90. All At Sea

One of the best things about the beautiful weather we’ve had in the UK is that we’ve been able to Plan Things. I mean, we do plan things in general, but there’s usually the need for contingency plans in case of bad weather. So, for instance, clothing for a sunny day out over here might initially involve t-shirt, shorts, flip-flops, sunglasses and water, but there’s a sub-text of thick jumper, waterproof, hat and possibly gloves because it might well change. It’s one of the joys of living between several weather patterns that can change at the drop of a hat, so you can imagine that when we get a period of settled weather it’s a bit of a shock; in fact, staying cool suddenly became a daily challenge rather than a rare novelty, and it was in the spirit of all this consistency that I finally went sea kayaking.

I’ve been building up to doing this for a while, but have been cautious following a bad experience way back in the Eighties (yes, DEEP trauma!), so there’s always been a “yes, but…” holding me back, the chief excuse of course being the weather. Well that one was neatly dispatched by the apparently never-ending blue skies, so with no excuses left I actually booked a session with Steven Malone of H2oadventures and finally became one of those people that I’d envied for so long, floating way out in the bay in the blazing sunshine.

Here’s the evidence:


It was stunning.

The only noise came from the paddle cutting through the waves, and when we got further out into the bay and I stopped paddling for a while there was silence. Just me and the sea and a very deep sense of peace. It was the perfect place to just sit and be with myself, and allow the thoughts that usually clamour for my attention to take a back seat for a change. It occurs to me now, that riding the waves out there (thankfully very small that day) is the same as riding the waves of our daily lives. Sometimes they’re big crashing ones that we fear will destroy us, but periodically we have a more settled time, even if it’s just for a few moments, when we can take stock and say, “This is just beautiful, and I’m so lucky to be here.” And I truly believe that it’s in those moments we get the chance to refuel and recharge so that we can carry on and face the scarier waves.

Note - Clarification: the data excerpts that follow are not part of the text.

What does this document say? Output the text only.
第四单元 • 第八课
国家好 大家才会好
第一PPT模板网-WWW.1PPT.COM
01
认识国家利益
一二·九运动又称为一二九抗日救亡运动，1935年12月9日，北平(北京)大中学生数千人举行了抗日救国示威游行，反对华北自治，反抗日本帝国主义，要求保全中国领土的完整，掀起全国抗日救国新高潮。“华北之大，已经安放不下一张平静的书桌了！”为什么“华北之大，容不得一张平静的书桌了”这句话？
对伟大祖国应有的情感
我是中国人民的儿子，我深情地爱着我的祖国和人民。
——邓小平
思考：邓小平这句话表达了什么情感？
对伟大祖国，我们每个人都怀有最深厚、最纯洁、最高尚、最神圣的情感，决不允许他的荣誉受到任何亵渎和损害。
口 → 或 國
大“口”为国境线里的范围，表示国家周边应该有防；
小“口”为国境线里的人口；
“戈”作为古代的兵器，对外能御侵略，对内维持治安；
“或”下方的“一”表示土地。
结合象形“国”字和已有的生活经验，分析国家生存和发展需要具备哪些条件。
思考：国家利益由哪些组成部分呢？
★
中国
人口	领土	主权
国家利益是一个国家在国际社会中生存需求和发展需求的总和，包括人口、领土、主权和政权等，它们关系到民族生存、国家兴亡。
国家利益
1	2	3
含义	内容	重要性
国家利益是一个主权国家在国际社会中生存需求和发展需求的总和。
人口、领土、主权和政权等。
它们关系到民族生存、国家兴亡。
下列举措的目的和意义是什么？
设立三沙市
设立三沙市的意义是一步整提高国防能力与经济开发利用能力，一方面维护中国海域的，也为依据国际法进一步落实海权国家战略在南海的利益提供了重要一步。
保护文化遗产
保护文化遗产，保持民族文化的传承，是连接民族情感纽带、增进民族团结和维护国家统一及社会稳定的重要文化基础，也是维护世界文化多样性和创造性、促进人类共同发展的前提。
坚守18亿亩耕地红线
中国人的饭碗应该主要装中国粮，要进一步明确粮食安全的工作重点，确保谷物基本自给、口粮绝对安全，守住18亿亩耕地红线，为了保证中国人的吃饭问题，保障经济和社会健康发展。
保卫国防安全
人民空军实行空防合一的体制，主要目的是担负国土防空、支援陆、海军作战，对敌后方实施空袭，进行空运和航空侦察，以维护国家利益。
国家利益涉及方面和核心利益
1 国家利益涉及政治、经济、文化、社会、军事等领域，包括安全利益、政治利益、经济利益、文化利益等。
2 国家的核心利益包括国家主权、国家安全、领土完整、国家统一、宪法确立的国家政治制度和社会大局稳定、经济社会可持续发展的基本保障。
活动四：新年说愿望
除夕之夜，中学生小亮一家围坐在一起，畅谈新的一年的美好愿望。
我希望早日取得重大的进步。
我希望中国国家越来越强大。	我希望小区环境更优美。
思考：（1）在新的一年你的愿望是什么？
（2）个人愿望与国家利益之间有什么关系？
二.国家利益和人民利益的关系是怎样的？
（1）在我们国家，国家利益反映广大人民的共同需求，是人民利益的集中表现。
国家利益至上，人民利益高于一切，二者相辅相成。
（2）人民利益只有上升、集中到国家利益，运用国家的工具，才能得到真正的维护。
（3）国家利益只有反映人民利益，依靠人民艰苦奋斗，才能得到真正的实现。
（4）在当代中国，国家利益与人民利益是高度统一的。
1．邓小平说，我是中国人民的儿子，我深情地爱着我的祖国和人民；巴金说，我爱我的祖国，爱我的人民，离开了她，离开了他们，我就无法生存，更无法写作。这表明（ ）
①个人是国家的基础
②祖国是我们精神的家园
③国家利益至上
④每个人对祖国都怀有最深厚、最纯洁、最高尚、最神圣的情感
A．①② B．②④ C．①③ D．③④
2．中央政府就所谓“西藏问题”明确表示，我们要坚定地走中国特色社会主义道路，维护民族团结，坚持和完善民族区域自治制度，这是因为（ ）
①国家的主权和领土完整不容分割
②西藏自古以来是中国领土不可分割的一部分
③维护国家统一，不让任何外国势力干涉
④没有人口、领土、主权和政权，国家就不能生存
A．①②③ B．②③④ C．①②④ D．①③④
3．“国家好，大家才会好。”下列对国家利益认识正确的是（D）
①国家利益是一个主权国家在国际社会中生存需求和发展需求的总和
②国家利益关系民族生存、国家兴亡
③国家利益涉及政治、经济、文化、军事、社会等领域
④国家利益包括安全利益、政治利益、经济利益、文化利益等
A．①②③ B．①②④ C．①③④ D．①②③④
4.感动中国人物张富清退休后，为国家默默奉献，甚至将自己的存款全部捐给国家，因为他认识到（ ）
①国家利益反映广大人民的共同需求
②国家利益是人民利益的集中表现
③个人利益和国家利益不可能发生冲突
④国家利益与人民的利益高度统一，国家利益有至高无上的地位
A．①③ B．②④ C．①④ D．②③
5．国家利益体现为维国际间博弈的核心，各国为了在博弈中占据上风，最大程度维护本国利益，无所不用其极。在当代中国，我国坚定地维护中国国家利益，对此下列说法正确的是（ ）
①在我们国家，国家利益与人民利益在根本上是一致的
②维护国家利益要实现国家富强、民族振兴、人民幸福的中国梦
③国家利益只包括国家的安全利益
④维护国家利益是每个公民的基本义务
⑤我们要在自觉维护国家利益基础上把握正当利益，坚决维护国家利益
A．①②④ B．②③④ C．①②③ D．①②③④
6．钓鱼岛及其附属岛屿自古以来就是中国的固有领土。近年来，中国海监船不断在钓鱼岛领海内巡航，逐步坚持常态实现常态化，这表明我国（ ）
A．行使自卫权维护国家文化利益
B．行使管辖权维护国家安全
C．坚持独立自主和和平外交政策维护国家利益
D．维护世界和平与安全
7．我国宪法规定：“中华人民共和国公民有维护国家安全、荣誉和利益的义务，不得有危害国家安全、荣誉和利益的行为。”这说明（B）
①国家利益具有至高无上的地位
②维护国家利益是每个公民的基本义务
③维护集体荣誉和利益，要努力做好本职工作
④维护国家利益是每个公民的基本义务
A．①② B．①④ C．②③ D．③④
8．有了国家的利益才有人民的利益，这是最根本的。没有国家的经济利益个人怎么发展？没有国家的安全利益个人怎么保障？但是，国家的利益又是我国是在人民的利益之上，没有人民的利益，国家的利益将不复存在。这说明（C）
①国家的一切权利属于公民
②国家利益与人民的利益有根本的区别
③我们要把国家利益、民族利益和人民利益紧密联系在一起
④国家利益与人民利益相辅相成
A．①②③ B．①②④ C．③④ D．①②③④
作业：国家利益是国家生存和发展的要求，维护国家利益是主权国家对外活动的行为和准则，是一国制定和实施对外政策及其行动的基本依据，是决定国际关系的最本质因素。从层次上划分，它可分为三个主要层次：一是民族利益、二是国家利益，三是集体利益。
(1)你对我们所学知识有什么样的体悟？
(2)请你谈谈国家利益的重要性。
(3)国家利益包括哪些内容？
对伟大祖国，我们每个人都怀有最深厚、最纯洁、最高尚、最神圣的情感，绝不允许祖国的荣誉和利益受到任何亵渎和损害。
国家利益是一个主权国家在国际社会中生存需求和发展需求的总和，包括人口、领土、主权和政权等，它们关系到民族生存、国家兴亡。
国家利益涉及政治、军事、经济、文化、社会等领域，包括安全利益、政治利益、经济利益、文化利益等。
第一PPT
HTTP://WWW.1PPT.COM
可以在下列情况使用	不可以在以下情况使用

I’m now at the fifth anniversary of my own big scary waves, and I’m still working hard at seeing the beauty in every moment, because at one point there was a distinct possibility I wouldn’t have any more. So although it’s taken a while to get here, we’re now in a part of the world that is literally begging us to venture out and appreciate it, and we’re surrounded by fit folks who can help us do so. Not kidding you, the people here are seriously fit and healthy. The guy who lives up behind us is in his seventies and he walks down (and back up) several very steep hills to swim in the sea every day, and a high percentage of the runners we see around are older than you’d expect. There’s a “do it NOW” feeling here. Don’t let life pass you by. Grab it with both hands and get out there and allow nature to give you the deepest healing possible, because that’s what nature can do, if we would only allow it to.

So that’s what we’re doing. Thank you, Steven Malone, for a truly amazing introduction to the wonders of sea kayaking. I am totally hooked and I will be back.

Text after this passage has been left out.